# Inflação de agosto fecha em -0,32%, menor em quatro anos

> O IPCA de agosto registrou deflação de 0,32%, a menor taxa para o mês em quatro anos, influenciado pelo Bônus de Itaipu e pelas quedas nos preços de alimentos e transportes. No acumulado de 12 meses, o índice oficial de inflação do Brasil recuou para 4,22%, segundo dados divulgados pelo IBGE.

*Viva Capital · Economia · 11 de setembro de 2026 · Roberto Yokota*

O IPCA de agosto fechou em -0,32%, a menor taxa em quatro anos, puxado pelo Bônus de Itaipu e pela queda de alimentos e transportes. No acumulado de 12 meses, o índice recuou para 4,22%.

A inflação oficial de agosto fechou em -0,32%, a menor taxa em quatro anos, informou o IBGE nesta sexta-feira (11). O resultado foi puxado pelo Bônus de Itaipu e pela queda de preços dos alimentos e dos transportes [1]. Em julho, o IPCA havia sido 0,07% [1]; em agosto de 2025, -0,11%.

Em resumo direto: o IPCA de agosto caiu 0,32% [1], a menor taxa desde agosto de 2022, quando ficou em -0,36%. No acumulado de 12 meses, o índice recuou para 4,22%, menor valor desde março de 2026 (4,14%). Em julho, a soma estava em 4,44%.

Quem olha a conta de luz entende o tamanho do alívio. O grupo habitação teve a deflação mais profunda desde o início do Plano Real, em 1994, porque o Bônus de Itaipu, desconto na conta de energia, derrubou a tarifa em média 7,63%. O bônus é a distribuição do saldo positivo da conta de comercialização de Itaipu, hidrelétrica estatal, que vira crédito na fatura. De todo o IPCA de agosto, a conta de luz foi o que mais puxou o indicador para baixo.

O analista da pesquisa, Fernando Gonçalves, lembra que o efeito é pontual. Como o bônus é restrito a agosto, a conta de luz virá com essa "devolução" em setembro. "Não sabemos como ficará o resultado final, mas sabemos que o índice tende a subir."

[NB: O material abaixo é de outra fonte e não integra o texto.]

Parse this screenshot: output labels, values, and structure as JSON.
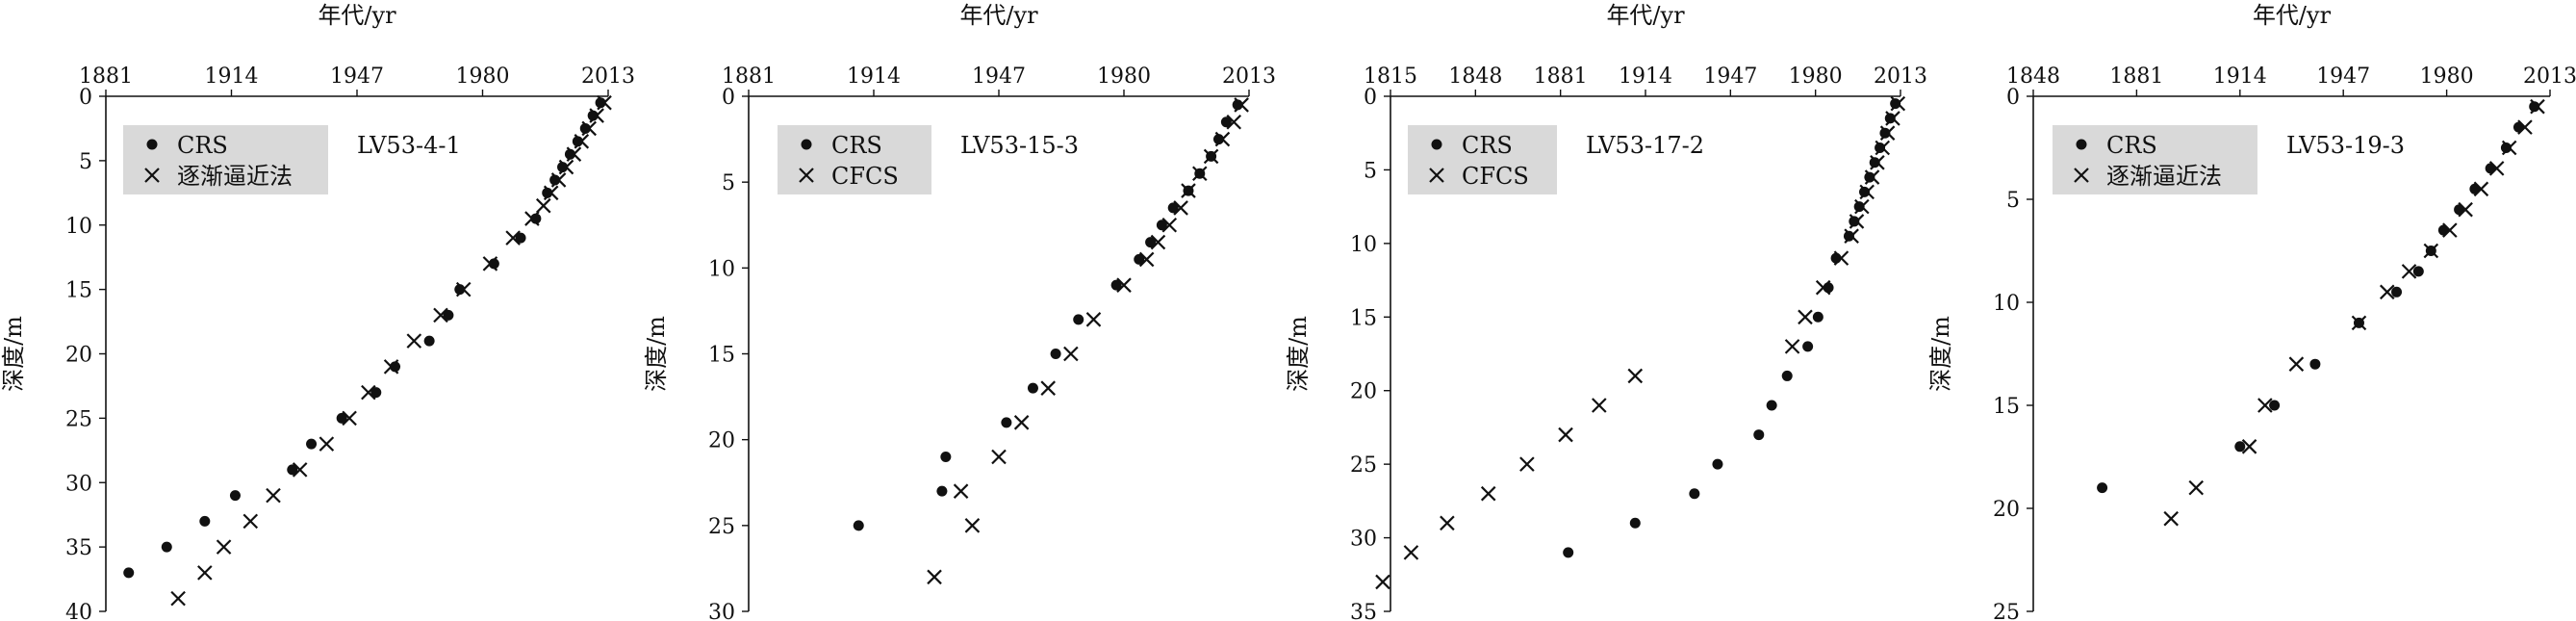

No grupo transportes, as passagens aéreas recuaram 13,17% (impacto de -0,11 p.p.), atrás apenas da conta de luz entre os maiores pesos negativos. Os combustíveis caíram 0,86%, com etanol (-3,95%), diesel (-0,80%) e gasolina (-0,59%). O gás veicular subiu 2,62%, e o transporte por aplicativo recuou 4,57%. A alimentação e bebidas recuou pela terceira vez seguida, após -0,67% em julho e -0,24% em junho. O grupo representa 21,5% da cesta mensal do brasileiro.

Para quem investe em renda fixa, o dado importa. O IPCA ficou abaixo da estimativa do mercado: o Boletim Focus do Banco Central projetava -0,23% para agosto, e a expectativa para o fim de 2026 é de 5%. A meta do Conselho Monetário Nacional é de 3%, com tolerância de 1,5 ponto para mais ou para menos, ou seja, intervalo de 1,5% a 4,5%. O índice de difusão subiu para 54%, contra 50% em julho: mais da metade dos 377 produtos e serviços pesquisados ainda subiu de preço. No grupo de serviços, mais sensível à Selic, a alta foi de 0,03%; nos monitorados, -1,26%.

Eu acompanho renda fixa há tempo suficiente para saber que um mês negativo não muda a trajetória sozinho. O que muda seu bolso é o acumulado: 4,22% em 12 meses, dentro do intervalo da meta. Para o investidor conservador, vale olhar Tesouro IPCA+ e CDB de liquidez diária com calma, entendendo prazo e liquidez antes de decidir. Renda fixa não é sem graça, é sem susto.